Proving that the exponential function is continuous

Here, we present a proof of the continuity of $e^x$ that relies on elementary tools only, including a basic set of inequalities for the exponential function.

PRIMER:

In THIS ANSWER, I showed using only the limit definition of the exponential function and Bernoulli's Inequality that the exponential function satisfies the inequalities

$$\bbox[5px,border:2px solid #C0A000]{1+x\le e^x\le \frac{1}{1-x}} \tag 1$$

for $x<1$.


To show that $e^x$ is continuous at $x_0$ we write

$$\begin{align} e^x-e^{x_0}=e^{x_0}(e^{x-x_0}-1) \tag 2 \end{align}$$

where we used the property $e^xe^y=e^{x+y}$ which I proved in THIS ANSWER.

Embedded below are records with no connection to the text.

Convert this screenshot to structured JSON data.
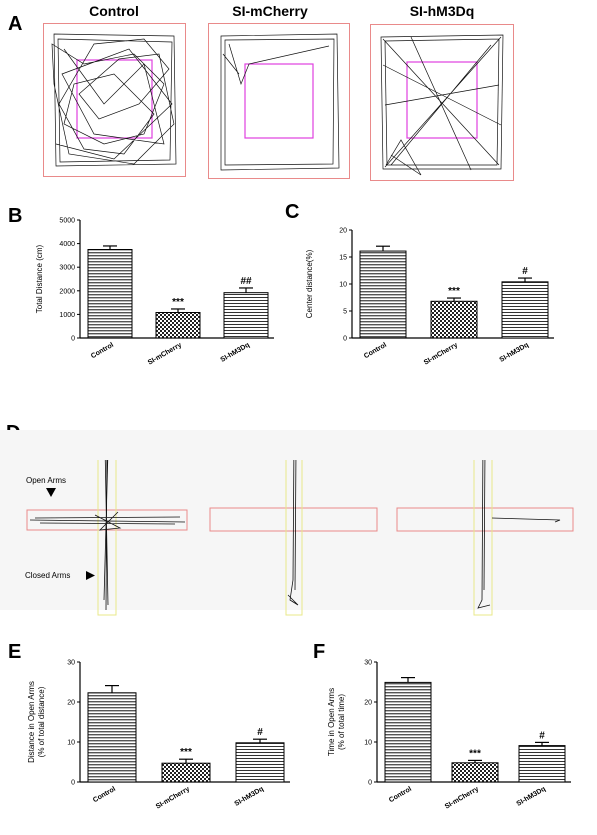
{
  "panels": {
    "A": "A",
    "B": "B",
    "C": "C",
    "D": "D",
    "E": "E",
    "F": "F"
  },
  "open_field": {
    "titles": [
      "Control",
      "SI-mCherry",
      "SI-hM3Dq"
    ]
  },
  "maze": {
    "open_arms_label": "Open Arms",
    "closed_arms_label": "Closed Arms"
  },
  "colors": {
    "arena_border": "#e98a8a",
    "center_zone": "#e040e0",
    "open_arm": "#e98a8a",
    "closed_arm": "#e8e88a"
  },
  "chart_data": [
    {
      "id": "B",
      "type": "bar",
      "categories": [
        "Control",
        "SI-mCherry",
        "SI-hM3Dq"
      ],
      "values": [
        3750,
        1080,
        1920
      ],
      "errors": [
        150,
        150,
        200
      ],
      "significance": [
        "",
        "***",
        "##"
      ],
      "ylabel": "Total Distance (cm)",
      "ylim": [
        0,
        5000
      ],
      "yticks": [
        "0",
        "1000",
        "2000",
        "3000",
        "4000",
        "5000"
      ]
    },
    {
      "id": "C",
      "type": "bar",
      "categories": [
        "Control",
        "SI-mCherry",
        "SI-hM3Dq"
      ],
      "values": [
        16.1,
        6.8,
        10.4
      ],
      "errors": [
        0.9,
        0.6,
        0.7
      ],
      "significance": [
        "",
        "***",
        "#"
      ],
      "ylabel": "Center distance(%)",
      "ylim": [
        0,
        20
      ],
      "yticks": [
        "0",
        "5",
        "10",
        "15",
        "20"
      ]
    },
    {
      "id": "E",
      "type": "bar",
      "categories": [
        "Control",
        "SI-mCherry",
        "SI-hM3Dq"
      ],
      "values": [
        22.3,
        4.7,
        9.8
      ],
      "errors": [
        1.8,
        1.0,
        0.9
      ],
      "significance": [
        "",
        "***",
        "#"
      ],
      "ylabel": "Distance in Open Arms",
      "ylabel2": "(% of total distance)",
      "ylim": [
        0,
        30
      ],
      "yticks": [
        "0",
        "10",
        "20",
        "30"
      ]
    },
    {
      "id": "F",
      "type": "bar",
      "categories": [
        "Control",
        "SI-mCherry",
        "SI-hM3Dq"
      ],
      "values": [
        24.9,
        4.8,
        9.1
      ],
      "errors": [
        1.2,
        0.6,
        0.8
      ],
      "significance": [
        "",
        "***",
        "#"
      ],
      "ylabel": "Time in Open Arms",
      "ylabel2": "(% of total time)",
      "ylim": [
        0,
        30
      ],
      "yticks": [
        "0",
        "10",
        "20",
        "30"
      ]
    }
  ]
}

We restrict $x$ so that $ |x-x_0| < 1$. Then, applying $(1)$ to $(2)$, we find that

$$\begin{align} e^{x_0}(x-x_0)\le e^x-e^{x_0} \le e^{x_0}\frac{x-x_0}{1-(x-x_0)} \end{align}$$

whereby application of the squeeze theorem reveals

$$\lim_{x\to x_0}(e^x-e^{x_0})=0$$

Therefore, $e^x$ is continuous at $x_0$ for all $x_0$.